GEMBEL STASIUN CITAYAM
Rumah Tante Endang berjarak 5 menit naik angkot dari stasiun. Kami kemudian menyewa angkot menuju rumah tante. Oh sungguh, satu angkot itu sebenarnya tidak muat untuk kami dan barang-barang namun dipaksa. Dua hal yang sangat ingin segera kulakukan: mandi dan bertemu kasur. Tidak ada orang saat kami sampai di rumah Tante Endang. Syukur Alhamdulillah kami jadi bisa bersantuy dengan tenang. Banyak makanan dan wifinya kencang pula, bikin betah padahal kami belum sampai ke tempat tujuan utama. Badan rasanya sudah remuk. Naik kapal juga belum tapi tangan sudah kapalan duluan.

Sabtu, 23 Desember 2017
Sehabis subuh tepat, kami sudah berpamitan dengan om dan tante, sudah di dalam go-car, meluncur ke Pelabuhan Kaliadem Muara Angke. Perjalanan ke pelabuhan memakan waktu sekitar 1.5 jam. Thanks to om dan tante sudah supporting us a lot dalam dunia pergo-caran dan subsidi tiket kami berangkat ke Jakarta wuehehe. Sampai di pelabuhan jam 06.00 dan kami langsung membeli tiket menuju Pulau Harapan seharga Rp60.000. Harga kapal predator yang sejam lebih cepat Rp200.000 hm. Aku, Sekar, dan Rani memilih duduk di bawah sedangkan yang lain di dek atas. Keadaan di bawah cukup nyaman. Kami menguasai area depan televisi yang dipenuhi oleh koper dan tas. Kami sarapan dulu dari bekal yang dibawakan tante Endang. Sarapan selesai, aku menyalakan TV. Alhamdulillah ada Home Alone, benar-benar terasa liburannya. Saat kapal mulai berjalan, kantuk mulai datang.
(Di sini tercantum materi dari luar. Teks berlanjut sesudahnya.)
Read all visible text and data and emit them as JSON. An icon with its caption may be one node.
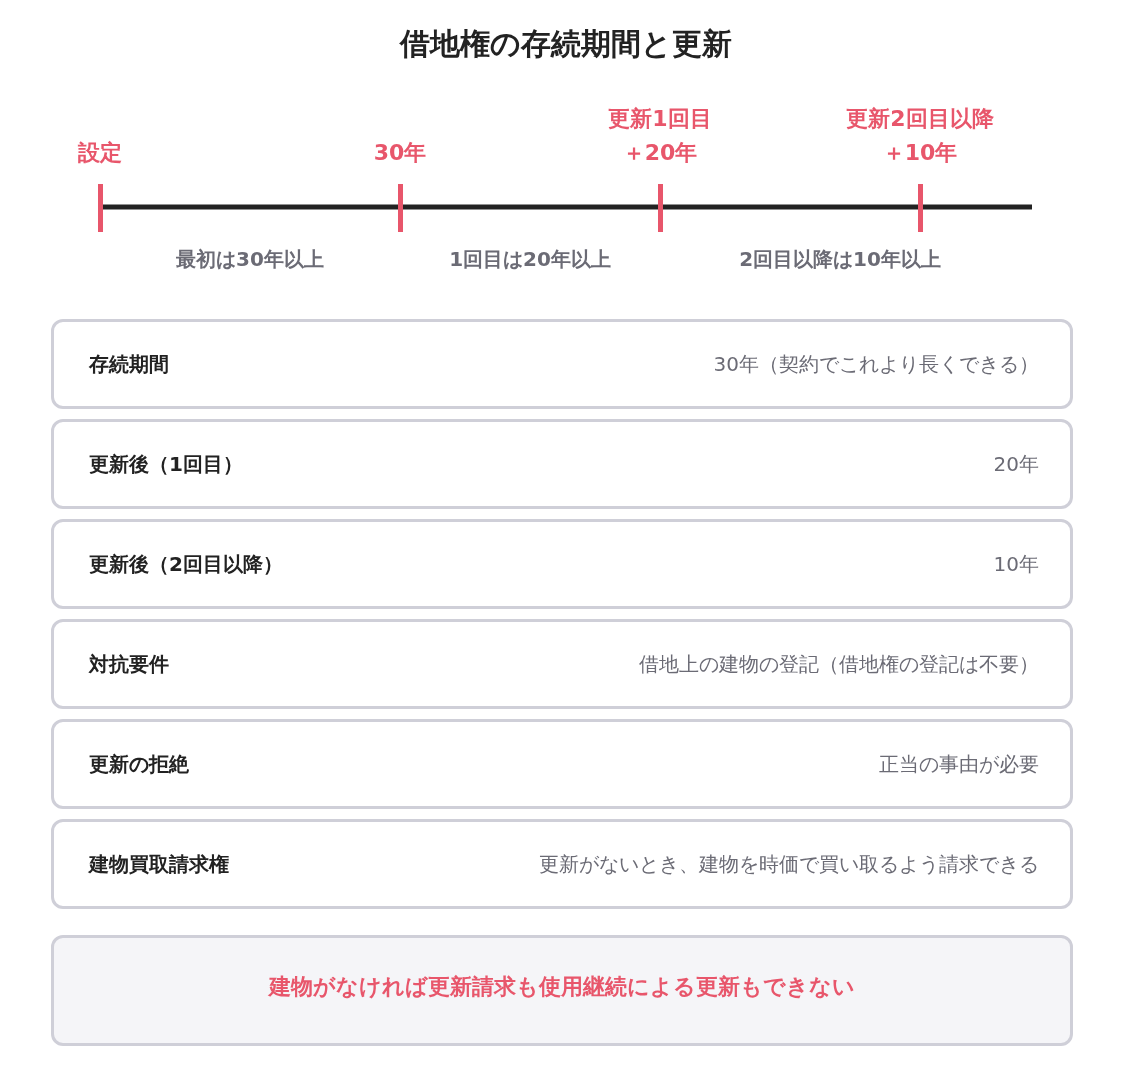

Aku dan Sekar yang awalnya akan bergantian tidur untuk jaga tas, nyatanya Sekar sudah pulas dan sulit dibangunkan. Ya sudahlah, untung Home Alone-nya ada 2 seri yang diputar, thanks to RCTI. Tapi akhirnya kami semua juga tertidur. Saat terbangun, waktu menunjukkan sekitar jam 10.30, sebentar lagi kami sampai. Ombak tidak begitu kami rasakan, kami sudah berantimo jadi kebanyakan tertidur.
Kami sampai di Pulau Harapan hampir jam 11.30. korsa perikanan yang kami kenakan membuat kami cepat dinotice oleh Pak Sapei (it should be Bang Pei but we’ve already called him Pak Pei wkwk), petugas dari Balai TNL KS SPTN II Pulau Harapan, yang sebelumnya kami sudah kami beri kabar via WA). Pak Pei mencarikan kami becak, well kami tidak ingin menangos lagi membawa barang-barang kami, jadi becaknya untuk mengangkut barang saja. Lokasi Balai berada lurus mentok dari jalan dermaga Pulau Harapan lalu belok ke kiri dekat makam. Aku dan Sekar memilih menuju Balai dahulu mengurus barang-barang sedangkan yang lain menyerahkan surat-surat izin ke Kelurahan. Bangunan Balai bercat putih berlantai dua. Kami disambut oleh Buk Mun, salah satu pegawai Balai. Kata Buk Mun, kami bisa menginap di lantai dua kantor yang biasa digunakan oleh mahasiswa yang magang maupun penelitian. Mess ini hanya sebuah ruangan kosong dengan banyak jendela. Balai sudah menyediakan dua kasur butut itu dan dua buah bantal, oke, it’s more than enough. Kami menaruh barang-barang dan mulai sedikit melepas lelah sambil berkata “Akhirnya kita sampai!”.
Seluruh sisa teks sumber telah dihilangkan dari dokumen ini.